Google buys an excellent crowd-sourcing tool and, by default, gets to raise the bar significantly in the fight against bots and spam.

Locked in a cat-and-mouse game with spammers who use bots to defeat anti-fraud mechanisms and create fake accounts, Google today announced a deal to acquire reCAPTCHA, a company that provides those squiggly words at login screens (see image at right).

The ReCAPTCHA deal isn't exactly a security transaction.  Strategically, it gives Google an excellent crowd-sourcing tool to beef up its already impressive machine-vision algorithms (think book-scanning and maps) but, in the long run, the ability to use CAPTCHAs that are near-impossible for bots to decipher allows Google to raise the bar significantly in the fight against bots and spam.

According to Adam O'Donnell, director of emerging technologies at anti-spam firm Cloudmark, believes this is a very smart purchase by Google.

"Google already has the best computer-vision techniques.  The way ReCAPTCHA works, this means that Google will only be presenting CAPTCHA words that are very difficult for a bot to defeat," O'Donnell explained.

"By pushing up that boundary, it will make CAPTCHA technology much better."

The words presented by the ReCAPTCHA service come from scanned printed material (archival newspapers and old books).   As Google explains here, computers find it hard to recognize these words because the ink and paper have degraded over time, but by typing them in as a CAPTCHA, crowds teach computers to read the scanned text.

In this way, reCAPTCHA’s unique technology improves the process that converts scanned images into plain text, known as Optical Character Recognition (OCR). This technology also powers large scale text scanning projects like Google Books and Google News Archive Search. Having the text version of documents is important because plain text can be searched, easily rendered on mobile devices and displayed to visually impaired users. So we'll be applying the technology within Google not only to increase fraud and spam protection for Google products but also to improve our books and newspaper scanning process.

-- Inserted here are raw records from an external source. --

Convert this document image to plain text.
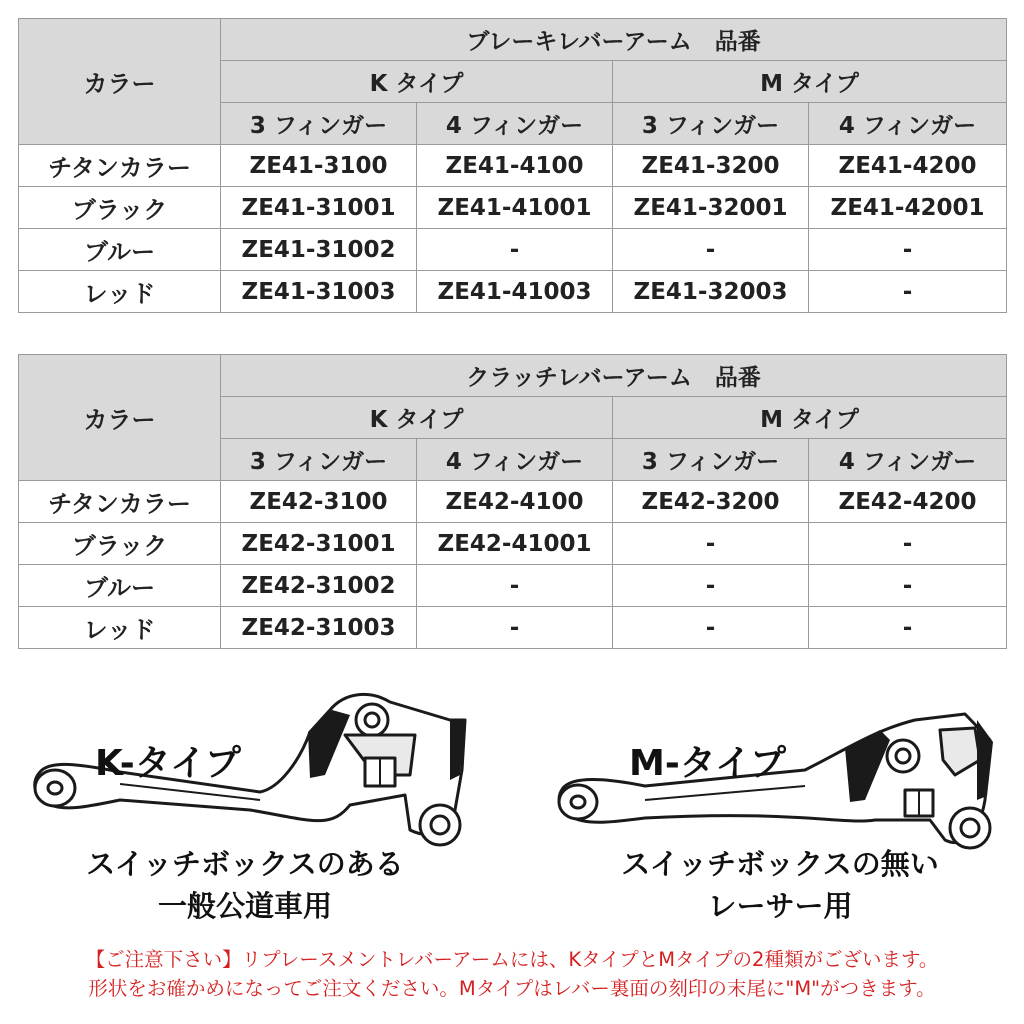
カラー	ブレーキレバーアーム　品番			
	K タイプ		M タイプ	
	3 フィンガー	4 フィンガー	3 フィンガー	4 フィンガー
チタンカラー	ZE41-3100	ZE41-4100	ZE41-3200	ZE41-4200
ブラック	ZE41-31001	ZE41-41001	ZE41-32001	ZE41-42001
ブルー	ZE41-31002	-	-	-
レッド	ZE41-31003	ZE41-41003	ZE41-32003	-
カラー	クラッチレバーアーム　品番			
	K タイプ		M タイプ	
	3 フィンガー	4 フィンガー	3 フィンガー	4 フィンガー
チタンカラー	ZE42-3100	ZE42-4100	ZE42-3200	ZE42-4200
ブラック	ZE42-31001	ZE42-41001	-	-
ブルー	ZE42-31002	-	-	-
レッド	ZE42-31003	-	-	-
K-タイプ	M-タイプ
スイッチボックスのある
一般公道車用
スイッチボックスの無い
レーサー用
【ご注意下さい】リプレースメントレバーアームには、KタイプとMタイプの2種類がございます。
形状をお確かめになってご注文ください。Mタイプはレバー裏面の刻印の末尾に"M"がつきます。
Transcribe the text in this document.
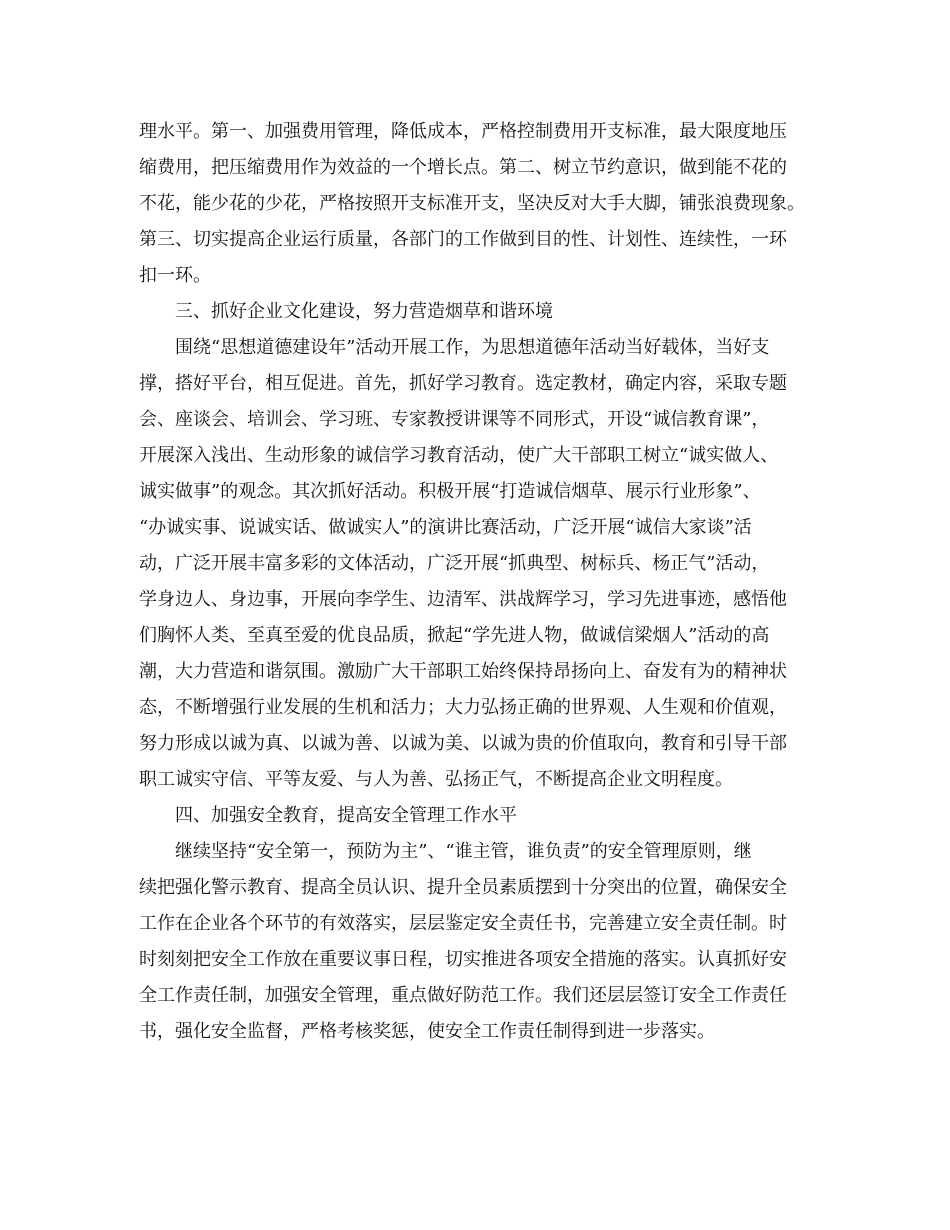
理水平。第一、加强费用管理，降低成本，严格控制费用开支标准，最大限度地压
缩费用，把压缩费用作为效益的一个增长点。第二、树立节约意识，做到能不花的
不花，能少花的少花，严格按照开支标准开支，坚决反对大手大脚，铺张浪费现象。
第三、切实提高企业运行质量，各部门的工作做到目的性、计划性、连续性，一环
扣一环。
三、抓好企业文化建设，努力营造烟草和谐环境
围绕“思想道德建设年”活动开展工作，为思想道德年活动当好载体，当好支
撑，搭好平台，相互促进。首先，抓好学习教育。选定教材，确定内容，采取专题
会、座谈会、培训会、学习班、专家教授讲课等不同形式，开设“诚信教育课”，
开展深入浅出、生动形象的诚信学习教育活动，使广大干部职工树立“诚实做人、
诚实做事”的观念。其次抓好活动。积极开展“打造诚信烟草、展示行业形象”、
“办诚实事、说诚实话、做诚实人”的演讲比赛活动，广泛开展“诚信大家谈”活
动，广泛开展丰富多彩的文体活动，广泛开展“抓典型、树标兵、杨正气”活动，
学身边人、身边事，开展向李学生、边清军、洪战辉学习，学习先进事迹，感悟他
们胸怀人类、至真至爱的优良品质，掀起“学先进人物，做诚信梁烟人”活动的高
潮，大力营造和谐氛围。激励广大干部职工始终保持昂扬向上、奋发有为的精神状
态，不断增强行业发展的生机和活力；大力弘扬正确的世界观、人生观和价值观，
努力形成以诚为真、以诚为善、以诚为美、以诚为贵的价值取向，教育和引导干部
职工诚实守信、平等友爱、与人为善、弘扬正气，不断提高企业文明程度。
四、加强安全教育，提高安全管理工作水平
继续坚持“安全第一，预防为主”、“谁主管，谁负责”的安全管理原则，继
续把强化警示教育、提高全员认识、提升全员素质摆到十分突出的位置，确保安全
工作在企业各个环节的有效落实，层层鉴定安全责任书，完善建立安全责任制。时
时刻刻把安全工作放在重要议事日程，切实推进各项安全措施的落实。认真抓好安
全工作责任制，加强安全管理，重点做好防范工作。我们还层层签订安全工作责任
书，强化安全监督，严格考核奖惩，使安全工作责任制得到进一步落实。
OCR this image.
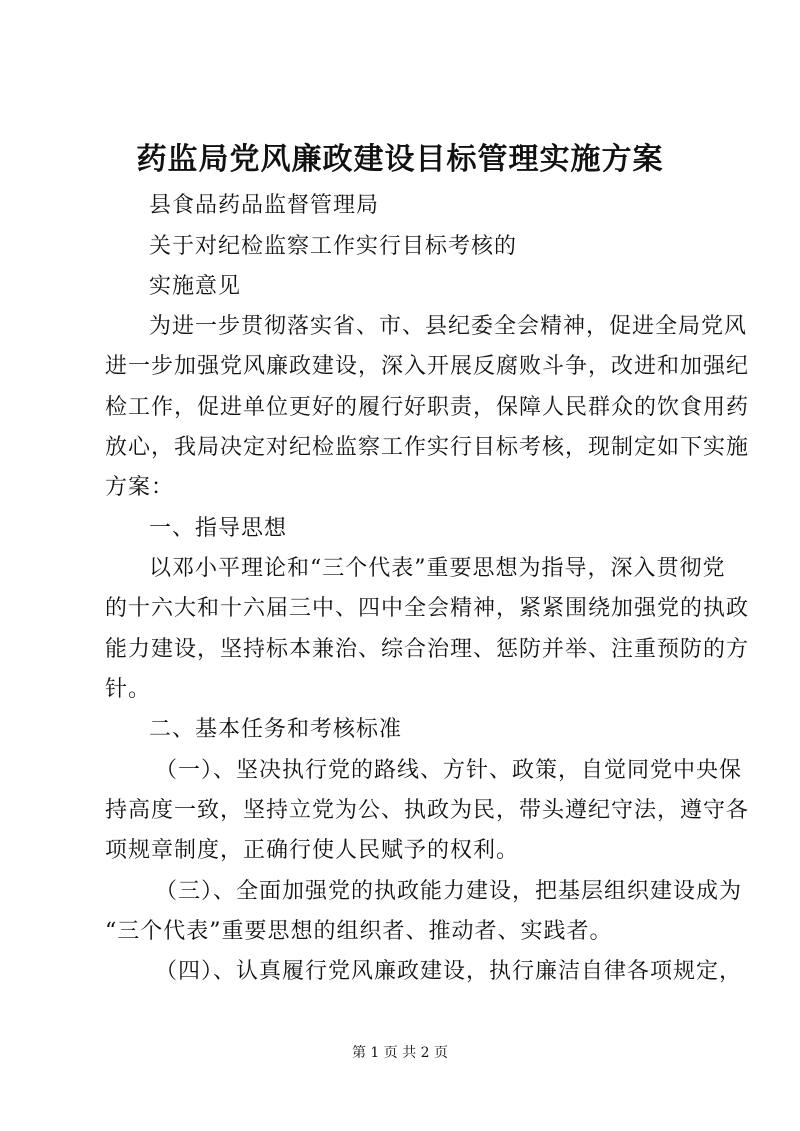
药监局党风廉政建设目标管理实施方案
县食品药品监督管理局
关于对纪检监察工作实行目标考核的
实施意见
为进一步贯彻落实省、市、县纪委全会精神，促进全局党风
进一步加强党风廉政建设，深入开展反腐败斗争，改进和加强纪
检工作，促进单位更好的履行好职责，保障人民群众的饮食用药
放心，我局决定对纪检监察工作实行目标考核，现制定如下实施
方案：
一、指导思想
以邓小平理论和“三个代表”重要思想为指导，深入贯彻党
的十六大和十六届三中、四中全会精神，紧紧围绕加强党的执政
能力建设，坚持标本兼治、综合治理、惩防并举、注重预防的方
针。
二、基本任务和考核标准
（一）、坚决执行党的路线、方针、政策，自觉同党中央保
持高度一致，坚持立党为公、执政为民，带头遵纪守法，遵守各
项规章制度，正确行使人民赋予的权利。
（三）、全面加强党的执政能力建设，把基层组织建设成为
“三个代表”重要思想的组织者、推动者、实践者。
（四）、认真履行党风廉政建设，执行廉洁自律各项规定，
第 1 页 共 2 页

CAPTCHAs have served to slow down spammers and phishers but in many cases, they are easily defeated by bots or humans hired to manually solve text in the squiggly-lined images.

[ Dancho Danchev: Google's CAPTCHA experiment and the human factor ]

Earlier this year, Researchers at Google recently released a paper detailing a new CAPTCHA system consisting of correct image rotation (Socially Adjusted CAPTCHAs) whose main purpose is to make it easier for humans, and much harder for bots to recognize them.